La volonté est la même au niveau de l’illustration : on doit avoir l’impression d’un enfant qui dessinerait le monde qui l’entoure. Chaque chapitre est illustré par des images en pleine page, réalisées à la peinture, en alternance avec de petits cabochons, crayonnés, donnant l’illusion d’un carnet de croquis.
Olivier Tallec a réalisédeux titres puis Ronan Badel a pris le relaiset réalisé six titres, Philippe de Kemmeter trois titres. Ils ont des styles proches mais avec des particularités, des talents qui leur sont propres. L’objectif est de garder une unité à la collection.
Des contraintes existent aussi au niveau illustration du même type que pour le texte : les corrections sont également faites par les historiens.
D’autres questions viennent ensuite, appelées par le thème de la collection.
- Pour vous c’est quoi être Français ?
Le contexte de 2005 est important. La collection représente un vrai engagement pour les auteures et pour l’éditeur par rapport au contexte du racisme : la société française actuelle est dans la négation de tout ce que les immigrés nous ont apporté, bien qu'une part de plus en plus importante des Français soit d'origine immigrée. On observe aussi une confrontation communautaire exacerbée, liée à la religion. Une collection comme celle-là démontre que vivre ensemble est possible. Cela nous a confortées dans l’idée d’une diffusion plus importante avec les poches.
- Comment intervenez-vous face à ça ?
Cela passe par exemple beaucoup par des interventions dans des classes avec ces livres. Les élèves se rendent compte qu’on est tous d’ailleurs !
- Touchez-vous davantage les communautés évoquées ?
On pensait toucher les grands-parents et parents d’origine. En fait pas tant que cela. L’aspect communautaire n’est pas si développé que ça en France, ce qui montre aussi une certaine réussite du « modèle français ». Pourtant, je ressens aujourd’hui une crispation, un repli communautaire qui n’était pas là au moment de la création de la collection.

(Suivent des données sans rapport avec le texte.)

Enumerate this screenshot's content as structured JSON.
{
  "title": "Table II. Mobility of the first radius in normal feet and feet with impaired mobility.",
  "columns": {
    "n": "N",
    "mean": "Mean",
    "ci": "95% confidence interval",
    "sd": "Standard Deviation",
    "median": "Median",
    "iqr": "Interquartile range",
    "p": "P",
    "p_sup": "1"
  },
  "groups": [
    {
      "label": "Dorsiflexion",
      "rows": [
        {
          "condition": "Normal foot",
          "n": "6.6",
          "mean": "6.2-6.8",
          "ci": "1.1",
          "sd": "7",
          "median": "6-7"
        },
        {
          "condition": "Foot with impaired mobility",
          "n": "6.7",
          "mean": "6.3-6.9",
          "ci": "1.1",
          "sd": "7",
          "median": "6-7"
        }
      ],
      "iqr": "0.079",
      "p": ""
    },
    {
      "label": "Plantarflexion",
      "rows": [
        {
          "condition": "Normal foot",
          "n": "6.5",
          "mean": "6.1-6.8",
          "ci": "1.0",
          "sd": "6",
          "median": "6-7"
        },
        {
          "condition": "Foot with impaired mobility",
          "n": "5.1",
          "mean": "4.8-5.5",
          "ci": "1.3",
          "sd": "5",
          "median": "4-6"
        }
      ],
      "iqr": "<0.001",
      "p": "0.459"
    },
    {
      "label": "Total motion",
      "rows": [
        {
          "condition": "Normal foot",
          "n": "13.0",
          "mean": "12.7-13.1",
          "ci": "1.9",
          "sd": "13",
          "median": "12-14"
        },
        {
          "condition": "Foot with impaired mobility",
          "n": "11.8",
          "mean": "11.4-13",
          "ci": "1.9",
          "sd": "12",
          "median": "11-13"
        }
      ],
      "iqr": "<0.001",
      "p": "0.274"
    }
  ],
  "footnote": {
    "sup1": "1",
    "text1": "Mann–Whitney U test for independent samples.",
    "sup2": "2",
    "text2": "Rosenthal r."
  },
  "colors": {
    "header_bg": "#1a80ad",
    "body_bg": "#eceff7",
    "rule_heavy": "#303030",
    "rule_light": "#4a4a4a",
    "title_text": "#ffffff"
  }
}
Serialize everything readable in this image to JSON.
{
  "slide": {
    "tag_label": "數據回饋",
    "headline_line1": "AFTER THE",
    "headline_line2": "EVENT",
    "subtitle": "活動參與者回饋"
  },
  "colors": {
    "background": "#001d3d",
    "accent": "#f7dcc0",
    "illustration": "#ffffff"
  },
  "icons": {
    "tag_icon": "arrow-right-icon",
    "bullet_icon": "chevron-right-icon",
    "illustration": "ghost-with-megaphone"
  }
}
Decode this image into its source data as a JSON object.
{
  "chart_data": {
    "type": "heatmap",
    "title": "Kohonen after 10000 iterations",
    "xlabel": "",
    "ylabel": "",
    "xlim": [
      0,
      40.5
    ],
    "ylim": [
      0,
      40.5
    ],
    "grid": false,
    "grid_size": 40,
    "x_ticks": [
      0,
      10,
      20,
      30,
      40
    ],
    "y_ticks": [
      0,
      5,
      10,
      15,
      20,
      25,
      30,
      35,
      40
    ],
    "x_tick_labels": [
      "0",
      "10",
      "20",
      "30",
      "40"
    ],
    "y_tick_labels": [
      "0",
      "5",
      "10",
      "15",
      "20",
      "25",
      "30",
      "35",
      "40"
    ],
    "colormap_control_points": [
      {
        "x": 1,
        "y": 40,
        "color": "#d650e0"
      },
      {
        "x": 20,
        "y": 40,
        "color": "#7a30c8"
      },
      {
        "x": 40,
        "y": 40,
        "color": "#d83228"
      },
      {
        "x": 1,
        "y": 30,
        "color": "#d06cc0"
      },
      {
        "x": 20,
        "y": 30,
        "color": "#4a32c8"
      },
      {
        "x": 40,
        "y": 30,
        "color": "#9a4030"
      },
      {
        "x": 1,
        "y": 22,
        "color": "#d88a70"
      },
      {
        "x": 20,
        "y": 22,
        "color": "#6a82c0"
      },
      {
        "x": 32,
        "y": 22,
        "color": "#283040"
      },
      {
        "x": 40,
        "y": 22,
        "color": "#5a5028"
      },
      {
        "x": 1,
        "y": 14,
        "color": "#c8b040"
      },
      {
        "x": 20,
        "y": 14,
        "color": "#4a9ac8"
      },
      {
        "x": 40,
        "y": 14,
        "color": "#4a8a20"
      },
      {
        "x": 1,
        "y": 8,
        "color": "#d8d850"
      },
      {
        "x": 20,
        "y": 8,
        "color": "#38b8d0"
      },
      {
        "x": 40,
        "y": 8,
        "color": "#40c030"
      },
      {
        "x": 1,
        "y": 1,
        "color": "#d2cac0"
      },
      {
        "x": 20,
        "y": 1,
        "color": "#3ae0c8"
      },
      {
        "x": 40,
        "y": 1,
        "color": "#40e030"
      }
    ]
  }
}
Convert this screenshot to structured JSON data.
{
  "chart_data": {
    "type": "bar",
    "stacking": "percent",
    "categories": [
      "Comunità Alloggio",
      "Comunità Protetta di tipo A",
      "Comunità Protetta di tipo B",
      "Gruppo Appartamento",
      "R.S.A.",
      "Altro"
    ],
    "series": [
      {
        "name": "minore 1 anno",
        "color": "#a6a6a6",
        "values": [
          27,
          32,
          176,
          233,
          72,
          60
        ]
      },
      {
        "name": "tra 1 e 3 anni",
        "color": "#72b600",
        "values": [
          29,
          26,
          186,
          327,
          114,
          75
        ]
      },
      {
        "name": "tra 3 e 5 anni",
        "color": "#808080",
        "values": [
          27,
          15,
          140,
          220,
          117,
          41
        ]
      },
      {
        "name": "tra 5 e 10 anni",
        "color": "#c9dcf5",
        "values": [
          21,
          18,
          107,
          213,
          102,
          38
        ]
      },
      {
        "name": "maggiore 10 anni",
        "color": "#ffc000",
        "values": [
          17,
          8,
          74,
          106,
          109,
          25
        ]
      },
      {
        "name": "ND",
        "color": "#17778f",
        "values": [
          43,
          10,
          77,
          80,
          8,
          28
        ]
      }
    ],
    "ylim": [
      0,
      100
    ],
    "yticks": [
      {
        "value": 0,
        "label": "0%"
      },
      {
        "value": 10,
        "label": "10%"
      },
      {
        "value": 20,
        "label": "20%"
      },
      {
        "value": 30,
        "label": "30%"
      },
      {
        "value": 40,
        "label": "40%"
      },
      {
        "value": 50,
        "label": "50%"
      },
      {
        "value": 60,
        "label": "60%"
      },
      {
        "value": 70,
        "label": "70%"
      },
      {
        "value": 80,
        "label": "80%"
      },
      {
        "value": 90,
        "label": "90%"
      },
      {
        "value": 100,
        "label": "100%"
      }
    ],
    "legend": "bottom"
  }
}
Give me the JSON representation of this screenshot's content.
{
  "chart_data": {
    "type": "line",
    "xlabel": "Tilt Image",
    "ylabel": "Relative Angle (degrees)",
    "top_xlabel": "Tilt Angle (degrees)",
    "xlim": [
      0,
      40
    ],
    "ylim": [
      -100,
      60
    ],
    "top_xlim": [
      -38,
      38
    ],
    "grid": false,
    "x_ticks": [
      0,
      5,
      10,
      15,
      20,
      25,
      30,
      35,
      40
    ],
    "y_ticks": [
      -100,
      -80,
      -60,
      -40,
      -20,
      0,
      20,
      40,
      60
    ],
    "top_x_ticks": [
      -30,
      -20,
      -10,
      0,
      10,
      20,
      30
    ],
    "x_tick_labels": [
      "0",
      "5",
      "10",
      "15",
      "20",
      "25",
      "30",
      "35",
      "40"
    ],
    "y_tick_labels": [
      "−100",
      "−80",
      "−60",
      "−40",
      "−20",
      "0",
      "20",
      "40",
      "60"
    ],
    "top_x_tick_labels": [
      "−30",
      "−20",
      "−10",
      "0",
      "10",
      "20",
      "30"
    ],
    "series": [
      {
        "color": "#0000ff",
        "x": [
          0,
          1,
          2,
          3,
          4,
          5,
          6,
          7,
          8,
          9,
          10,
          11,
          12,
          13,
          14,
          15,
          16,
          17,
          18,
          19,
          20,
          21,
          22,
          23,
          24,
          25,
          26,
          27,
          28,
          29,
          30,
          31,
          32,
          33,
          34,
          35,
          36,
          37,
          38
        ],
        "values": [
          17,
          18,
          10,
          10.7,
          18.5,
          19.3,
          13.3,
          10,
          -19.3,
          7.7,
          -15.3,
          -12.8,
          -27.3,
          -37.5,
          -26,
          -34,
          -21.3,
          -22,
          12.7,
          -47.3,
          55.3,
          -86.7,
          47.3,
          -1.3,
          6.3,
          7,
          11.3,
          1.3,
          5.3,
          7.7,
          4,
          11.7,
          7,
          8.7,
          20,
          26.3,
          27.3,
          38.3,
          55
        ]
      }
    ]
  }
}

Jean-Luc et Amandine G. (libraire jeunesse des Sandales) remercient infiniment Jessie Magana de sa gentillesse et de sa disponibilité. Un grand merci également à Valentine Goby qui malgré les occupations et la distance nous a éclairé de ses lumières. Nous espérons bien les retrouver toutes les deux dans de nouveaux titres bientôt. On ne peut que souhaiter longue vie à une telle collection et une diffusion la plus large possible.
L’auteur
Valentine Goby est née en 1974. Après avoir voyagé à l’étranger dans le cadre de missions humanitaires, elle décide de se consacrer à la littérature et partage aujourd’hui son temps entre l’écriture des ouvrages de la collection « Français d’ailleurs », qu’elle met beaucoup d’énergie à présenter au public, et celle de romans pour les adultes,
parus chez Gallimard, Albin Michel et Actes Sud.
Les illustrateurs
Ronan Badel, Olivier Tallec et Philippe de Kemmeter apportent tous trois leur collaboration précieuse à la collection. Chacun réussit, avec son style et sa sensibilité propres, à peindre les histoires et à donner vie aux
personnages imaginés par Valentine Goby.
La directrice de collection
Jessie Magana, elle-même issue d’origines diverses, a cherché, par la création de cette collection, à transmettre aux enfants la richesse de la diversité française à laquelle elle est profondément attachée. Éditrice free-lance pour différentes maisons d’éditions, elle est également auteur de romans historiques pour adolescents : Général de Bollardière : Non à la torture et Gisèle Halimi : Non au viol (Actes Sud Junior).